Best practices when creating sessions

Session ID reuse

When possible, do not reuse session IDs between different video chat conversations. Instead, generate new session IDs for each distinct video chat on your application.

This is important, especially when using OpenTok Inspector. In Inspector, session quality scores and data are indexed by session ID. A session ID that is reused for multiple conversations is more difficult to debug using Inspector, and sessions with re-used session IDs tend to report lower aggregate quality scores than the actual experienced call quality.

Enable session migration or limit sessions to 8 hours

Modern cloud auto-scaling makes it necessary to establish a minimum rotation time for services. Any sessions lasting more than 8 hours might be disconnected, as they may reside in services that are scaling out or scaling in.

Version 2.30.0 and later of the Vonage Video API client SDKs includes a session migration feature that seamlessly transfers all participants in a session to a new server during server rotation. This feature ensures session continuity with minimal disruption to participants. See Server rotation and session migration.
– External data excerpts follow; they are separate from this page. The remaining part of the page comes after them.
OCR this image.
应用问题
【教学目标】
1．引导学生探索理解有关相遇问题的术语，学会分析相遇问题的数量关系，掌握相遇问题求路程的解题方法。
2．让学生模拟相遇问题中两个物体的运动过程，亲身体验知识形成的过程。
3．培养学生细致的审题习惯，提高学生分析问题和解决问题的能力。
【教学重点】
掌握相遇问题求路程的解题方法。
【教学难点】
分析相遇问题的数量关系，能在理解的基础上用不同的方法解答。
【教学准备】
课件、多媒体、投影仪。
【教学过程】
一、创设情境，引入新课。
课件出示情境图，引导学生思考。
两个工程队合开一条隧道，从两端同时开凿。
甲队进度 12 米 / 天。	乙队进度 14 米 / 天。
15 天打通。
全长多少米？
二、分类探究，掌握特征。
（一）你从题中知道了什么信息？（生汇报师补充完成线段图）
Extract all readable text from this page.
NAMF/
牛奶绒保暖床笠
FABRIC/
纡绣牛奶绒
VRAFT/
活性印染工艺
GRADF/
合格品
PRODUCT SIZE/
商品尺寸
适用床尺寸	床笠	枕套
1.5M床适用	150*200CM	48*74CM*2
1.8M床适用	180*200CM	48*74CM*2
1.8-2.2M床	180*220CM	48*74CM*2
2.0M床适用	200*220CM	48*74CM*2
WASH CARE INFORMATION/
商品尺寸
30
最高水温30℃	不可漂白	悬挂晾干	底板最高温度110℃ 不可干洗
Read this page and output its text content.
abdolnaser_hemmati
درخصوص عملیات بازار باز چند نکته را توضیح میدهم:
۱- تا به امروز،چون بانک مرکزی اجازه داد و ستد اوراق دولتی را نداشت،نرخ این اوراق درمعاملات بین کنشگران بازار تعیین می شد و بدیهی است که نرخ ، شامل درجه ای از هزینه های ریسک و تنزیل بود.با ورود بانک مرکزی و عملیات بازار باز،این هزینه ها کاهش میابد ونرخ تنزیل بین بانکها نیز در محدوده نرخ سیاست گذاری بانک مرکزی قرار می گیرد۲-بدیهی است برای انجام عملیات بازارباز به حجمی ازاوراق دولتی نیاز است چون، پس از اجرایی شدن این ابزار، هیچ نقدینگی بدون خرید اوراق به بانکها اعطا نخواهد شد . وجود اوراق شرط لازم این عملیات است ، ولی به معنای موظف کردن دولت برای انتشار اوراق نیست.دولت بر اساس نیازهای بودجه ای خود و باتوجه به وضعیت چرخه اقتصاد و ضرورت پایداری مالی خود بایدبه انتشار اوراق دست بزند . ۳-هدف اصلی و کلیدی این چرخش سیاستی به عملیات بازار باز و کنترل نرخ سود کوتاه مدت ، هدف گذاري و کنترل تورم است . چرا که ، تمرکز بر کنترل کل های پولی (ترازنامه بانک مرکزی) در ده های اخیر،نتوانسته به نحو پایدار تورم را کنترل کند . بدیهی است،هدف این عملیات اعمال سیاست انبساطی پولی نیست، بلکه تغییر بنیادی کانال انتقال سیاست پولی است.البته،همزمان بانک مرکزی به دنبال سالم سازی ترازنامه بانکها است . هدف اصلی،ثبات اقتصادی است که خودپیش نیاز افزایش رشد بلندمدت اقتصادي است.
Note for clients using versions of the client SDKs lower than 2.30.0: We recommend that, for sessions planned to last longer than 8 hours, you migrate connected users to a new session before any potential timeout/reconnection events. This will ensure the best user experience.

Clients are also disconnected from a session if they do not publish or subscribe to streams within 4 hours of connecting.

You can use session monitoring to get notifications when sessions stop or time out and when a group of Video API servers for a session is scheduled to be rotated.

For more information, see Server Rotation.

Choosing Relayed vs. Routed session type

Use a relayed instead of a routed session, if you have only two participants (or maybe even three) and you are not using archiving. Using relayed sessions reduces the latency between participants, reduces the points of failure and you can get better quality video and audio in most cases.

Routed sessions are required if you want to archive your session. They are recommended if you have more than two or three participants in the session.

For more information, see The OpenTok Media Router and media modes.

Creating sessions

While working on a test version of your app, you can obtain a test session ID using a Project Page of of your Video API account.

You can also use one of the OpenTok server-side libraries or the OpenTok REST API to generate a session:

You can also use the OpenTok REST API to create a session.

If you need to dynamically generate multiple session IDs, use one of the OpenTok server-side libraries or the OpenTok REST API — not the Project Page.